Старик взглянул на Игнациуса, затем — на массивный котел, газовую плиту и мятые тележки:
— Я могу нанять тебя прям сейчас.
— Благодарю вас, — снисходительно произнес Игнациус. — Тем не менее, здесь работать я бы не смог. Этот гараж до чрезвычайности промозгл, а я подвержен респираторным заболеваниям среди целого спектра остальных.
— Тебе и не придется работать тут, сынок. Я имел в виду — киоскером.
— Что? — взревел Игнациус. — Под дождем и на снегу — целый день?
— Тут не ходит снег.
— Ходит в редких случаях. И, вероятно, снова пойдет, стоит мне только выкатить на улицу одну из этих тележек. Меня, вероятно, отыщут в какой-нибудь канаве, из всех отверстий моего организма будут свисать сосульки, а помойные коты будут лапать меня в тщетных попытках хоть немного согреться в парах моего последнего вздоха. Нет уж, благодарю вас, сэр. Я должен идти. Я подозреваю, что у меня сейчас состоится в некотором роде рандеву.
Игнациус рассеянно взглянул на свои часики и увидел, что они снова остановились.
— Ну хоть ненадолго? — взмолился старик. — Попробуй хоть денек.

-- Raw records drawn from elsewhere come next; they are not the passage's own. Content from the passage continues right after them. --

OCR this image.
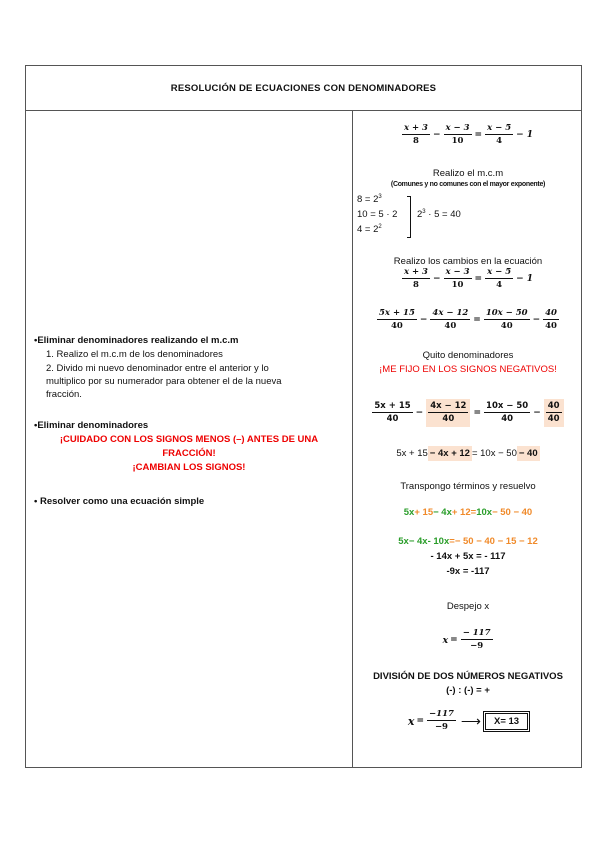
RESOLUCIÓN DE ECUACIONES CON DENOMINADORES
•Eliminar denominadores realizando el m.c.m
1. Realizo el m.c.m de los denominadores
2. Divido mi nuevo denominador entre el anterior y lo
multiplico por su numerador para obtener el de la nueva
fracción.
•Eliminar denominadores
¡CUIDADO CON LOS SIGNOS MENOS (–) ANTES DE UNA
FRACCIÓN!
¡CAMBIAN LOS SIGNOS!
• Resolver como una ecuación simple
$\frac{x + 3}{8} - \frac{x - 3}{10} = \frac{x - 5}{4} - 1$
Realizo el m.c.m
(Comunes y no comunes con el mayor exponente)
$8 = 2^3$
10 = 5 · 2
$4 = 2^2$
$2^3 \cdot 5 = 40$
Realizo los cambios en la ecuación
$\frac{x + 3}{8} - \frac{x - 3}{10} = \frac{x - 5}{4} - 1$
$\frac{5x + 15}{40} - \frac{4x - 12}{40} = \frac{10x - 50}{40} - \frac{40}{40}$
Quito denominadores
¡ME FIJO EN LOS SIGNOS NEGATIVOS!
$\frac{5x + 15}{40} - \frac{4x - 12}{40} = \frac{10x - 50}{40} - \frac{40}{40}$
5x + 15 − 4x + 12 = 10x − 50 − 40
Transpongo términos y resuelvo
5x + 15 − 4x + 12 = 10x − 50 − 40
5x − 4x - 10x = − 50 − 40 − 15 − 12
- 14x + 5x = - 117
-9x = -117
Despejo x
$x = \frac{- 117}{-9}$
DIVISIÓN DE DOS NÚMEROS NEGATIVOS
(-) : (-) = +
$x = \frac{-117}{-9}$ ⟶	X= 13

Ну — что скажешь? Мне очень нужны киоскеры.
— Денек? — недоверчиво переспросил Игнациус. — На денек? Я не могу тратить впустую такой драгоценный день. У меня есть куда пойти и с кем повидаться.
— Хорошо, — твердо произнес старик. — Тогда плати мне доллар, который должен за колбаски.
— Боюсь, им придется остаться за счет заведения. Или гаража — или как вы тут называетесь. У меня не мамаша, а мисс Марпл, и она вчера вечером обнаружила у меня в карманах некоторое количество корешков от билетов в кинематограф и сегодня выделила мне средств только на проезд.
— Я счас полицию позову.
— О, Бог мой!
— Плати давай! Плати, а не то фараонов вызову.
Старик схватил длинную вилку и проворно разместил два ее полусгнивших рога у самого горла Игнациуса.
— Вы проткнете мне импортное кашне, — взвыл Игнациус.
— Давай сюда свои деньги на проезд.
— Но я же не могу идти отсюда до самой Константинопольской улицы пешком.
— Такси поймаешь. А дома у тебя кто-нибудь в состоянии заплатить шоферу, когда доедешь.
— Вы серьезно полагаете, что моя мать мне поверит, если я ей расскажу, что какой-то старик отобрал у меня два последних никеля, угрожая вилкой?
— Меня уж больше никто не ограбит, — рявкнул старик, орошая Игнациуса слюной. — Только так в нашей торговле и бывает. Киоскеры и шестерки с заправок вечно получают. Налеты, гоп-стопы. Никто не уважает торговца «горячими собаками».
— Это заведомая неправда, сэр. Никто не уважает торговцев «горячими собаками» больше, чем я. Они несут одну из наидостойнейших служб нашему обществу. Ограбление торговца «горячими собаками» — символический акт. Кража вызвана не алчностью, а, скорее, желанием принизить киоскера.
— Закрой свою жирную пасть и плати давай.
— Для такого возраста вы довольно непреклонны. И тем не менее, идти пятьдесят кварталов до моего дома пешком я не собираюсь. Уж лучше я приму смерть от ржавой вилки лицом к лицу.
— Ладно, кореш, тогда слушай меня. Предлагаю тебе сделку. Ты идешь на улицу и час толкаешь одну из этих тележек — и после этого расходимся.